Kayıp yakınları: Kürt sorununun çözümü için geçmişle yüzleşilmeli
Kayıp yakınları bu haftaki eylemlerinde Kürt meselesinin barışla sonuçlanması ve çözüme kavuşması için atılacak olan ilk adımlardan birinin geçmişle yüzleşmem olduğunu vurgulayarak, adalet taleplerini yeniledi.

Amed - İnsan Hakları Derneği (İHD) Amed Şubesi ve kayıp yakınları, “Kayıplar bulunsun, failler yargılansın” eyleminin 844’üncü haftasında Rezan (Bağlar) ilçesinde bulunan Koşuyolu Parkı Yaşam Hakkı Anıtı önünde bir araya geldi.
Kayıplara ait fotoğrafların bulunduğu pankartın açıldığı eylemde, Amed'in Farqîn (Silvan) ilçesinde 14 Nisan 1995 tarihinde gözaltında kaybedilen Ali İhsan Dağlı’nın failleri soruldu.
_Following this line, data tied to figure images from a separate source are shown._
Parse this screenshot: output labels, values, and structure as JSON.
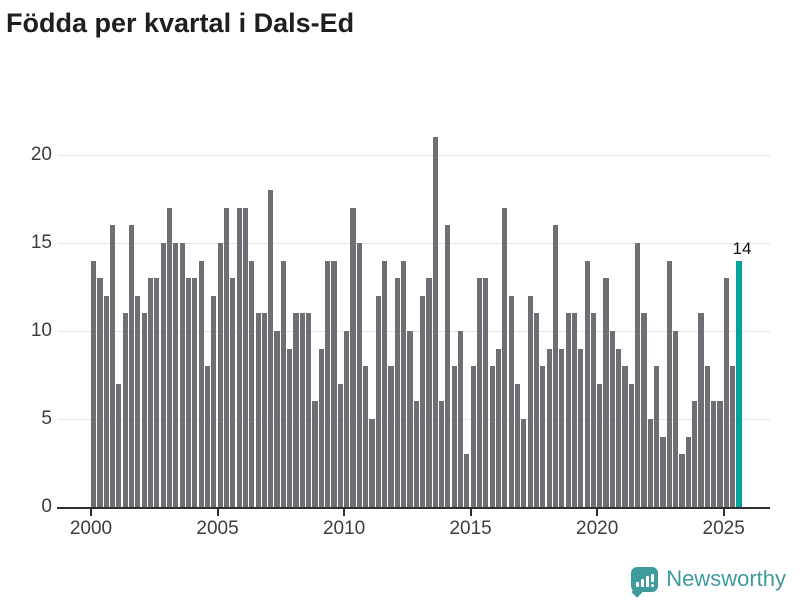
{
  "title": "Födda per kvartal i Dals-Ed",
  "annotation": {
    "label": "14"
  },
  "y_axis": {
    "ticks": [
      0,
      5,
      10,
      15,
      20
    ]
  },
  "x_axis": {
    "ticks": [
      2000,
      2005,
      2010,
      2015,
      2020,
      2025
    ]
  },
  "footer": {
    "brand": "Newsworthy"
  },
  "colors": {
    "bar": "#6e6e75",
    "highlight": "#00a39b",
    "grid": "#e4e4e4",
    "axis": "#2e2e2e",
    "tick_text": "#3d3d3d",
    "title_text": "#1f1f1f",
    "logo": "#3f9b9c"
  },
  "chart_data": {
    "type": "bar",
    "title": "Födda per kvartal i Dals-Ed",
    "xlabel": "",
    "ylabel": "",
    "ylim": [
      0,
      21
    ],
    "grid": "horizontal",
    "x_start": "2000-Q1",
    "x_end": "2025-Q3",
    "frequency": "quarterly",
    "highlight_last": true,
    "highlight_label": "14",
    "values": [
      14,
      13,
      12,
      16,
      7,
      11,
      16,
      12,
      11,
      13,
      13,
      15,
      17,
      15,
      15,
      13,
      13,
      14,
      8,
      12,
      15,
      17,
      13,
      17,
      17,
      14,
      11,
      11,
      18,
      10,
      14,
      9,
      11,
      11,
      11,
      6,
      9,
      14,
      14,
      7,
      10,
      17,
      15,
      8,
      5,
      12,
      14,
      8,
      13,
      14,
      10,
      6,
      12,
      13,
      21,
      6,
      16,
      8,
      10,
      3,
      8,
      13,
      13,
      8,
      9,
      17,
      12,
      7,
      5,
      12,
      11,
      8,
      9,
      16,
      9,
      11,
      11,
      9,
      14,
      11,
      7,
      13,
      10,
      9,
      8,
      7,
      15,
      11,
      5,
      8,
      4,
      14,
      10,
      3,
      4,
      6,
      11,
      8,
      6,
      6,
      13,
      8,
      14
    ]
  }
}
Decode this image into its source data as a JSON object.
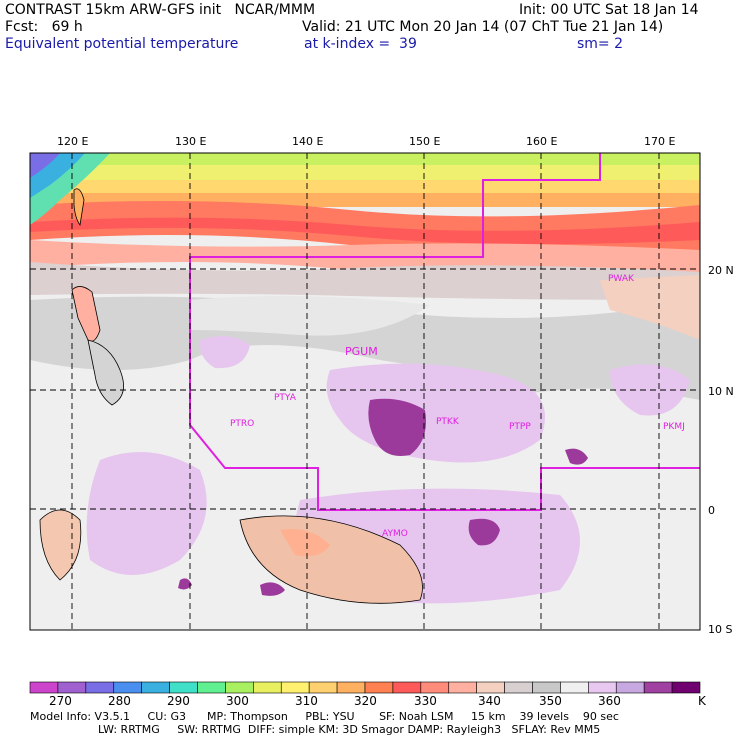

Açıklamada İHD Amed Şube Başkanı Ercan Yılmaz uzun yıllardır Cumartesi Anneleri'nin verdiği mücadeleyi hatırlattı.
Geçmişle yüzleşme
Kürt meselesinin diyalog zemininde çözümünün en önemli adımlarından birinin geçmişle yüzleşme olduğunu belirten Ercan Yılmaz, “Zira bugün burada fotoğraflarını taşıdığını her hafta hikayelerini paylaştığımız insanlar Kürt meselesinin demokratik çözümü konusunda çalışma yürüten insanlardı. Ancak bu dava ve soruşturmalarda faillerin bulunması ve cezalandırılması geçmişle yüzleştirilmesi yerine failleri aklayan bir sistemle yürüdü ve davaların neredeyse tamamının cezasızlıkla sonuçlandı. Bizler insan hakları savunucuları olarak Kürt meselesinin barışla sonuçlanması ve çözüme kavuşması için atılacak olan ilk adımlardan birinin geçmişle yüzleşmem olduğunu ifade ederek, adalet talep ediyoruz" dedi.
İHD Amed Şubesi Kayıp Komisyonu üyesi Avukat Berfin Elçi tarafından paylaşılan Ali İhsan Dağlı’nın kaybettirilme öyküsü şöyle: "Ali İhsan Dağlı, eşi ve çocukları ile birlikte Amed’in Farqîn ilçesine bağlı Eşme köyünde ikamet eder. 14 Nisan 1995 yılında köyde güvenlik güçleri tarafından yapılan operasyon sonrası çatışma çıkar. Çatışma sonrası Ali İhsan Dağlı evinin yakınların da gözaltına alınır. Köy muhtarı Mehmet Şirin Kılıç, gözaltına alınan Dağlı’nın köyden götürüldüğüne ve sol elinden yaralandığına şahit olur. Köy muhtarının aktardıklarına göre; Dağlı önce Hişkamergê köyüne götürülür. Yarım saat burada bekletildikten sonra bir helikoptere bindirilerek Silvan Jandarma Komutanlığına götürülür. Ali İhsan Dağlı’nın köyden çıkartılırken kurşun yarasından dolayı gömleğinin kanlı oluğuna şahit olunur. Köy halkının gözü önünde gözaltına alınan Dağlı’dan bir daha haber alınmadı.
24 Nisan 1995 yılında babası Mehmet Dağlı tarafından DGM savcılığına yapılan başvuru sonrası aileye ‘Ali İhsan Dağlı adlı bir şahsın gözaltına alınmadığı söylenir.’ Yine 1995 Evrensel gazetesinin 11 Ekim tarihli haberine göre, ailenin İHD’ye başvurmasından dolayı köy, güvenlik güçleri tarafından basılır ve aile askerler tarafından şiddete maruz kalır. Bu baskılar Ali İhsan Dağlı’nın kaybedilmesinden sonra sürekli olarak devam eder. 11 Ekim 1995 yılında Evrensel gazetesinin ‘İşte Kayıp’ başlıklı haberi ile Ali İhsan Dağlı’nın gözaltında çekilmiş fotoğrafı ile gözaltına alındığı belgelenir. Sol fotoğrafta Ali İhsan Dağlı’nın elinin sarılı vaziyette olduğu görülür. Ailesi çekilmiş bu fotoğraf dışında Ali İhsan Dağlı’ya ilişkin başka bir somut bilgiye ulaşmaz. 16 Ekim 1995 tarihinde bu fotoğraf şubemize gelen ailesi tarafından teşhis edilir. İç hukuk yollarında sonuç alınmaması üzerine aile davayı AİHM’e taşıdı. AİHM, Türkiye’yi mahkûm etti.”
Açıklama oturma eylemiyle son buldu.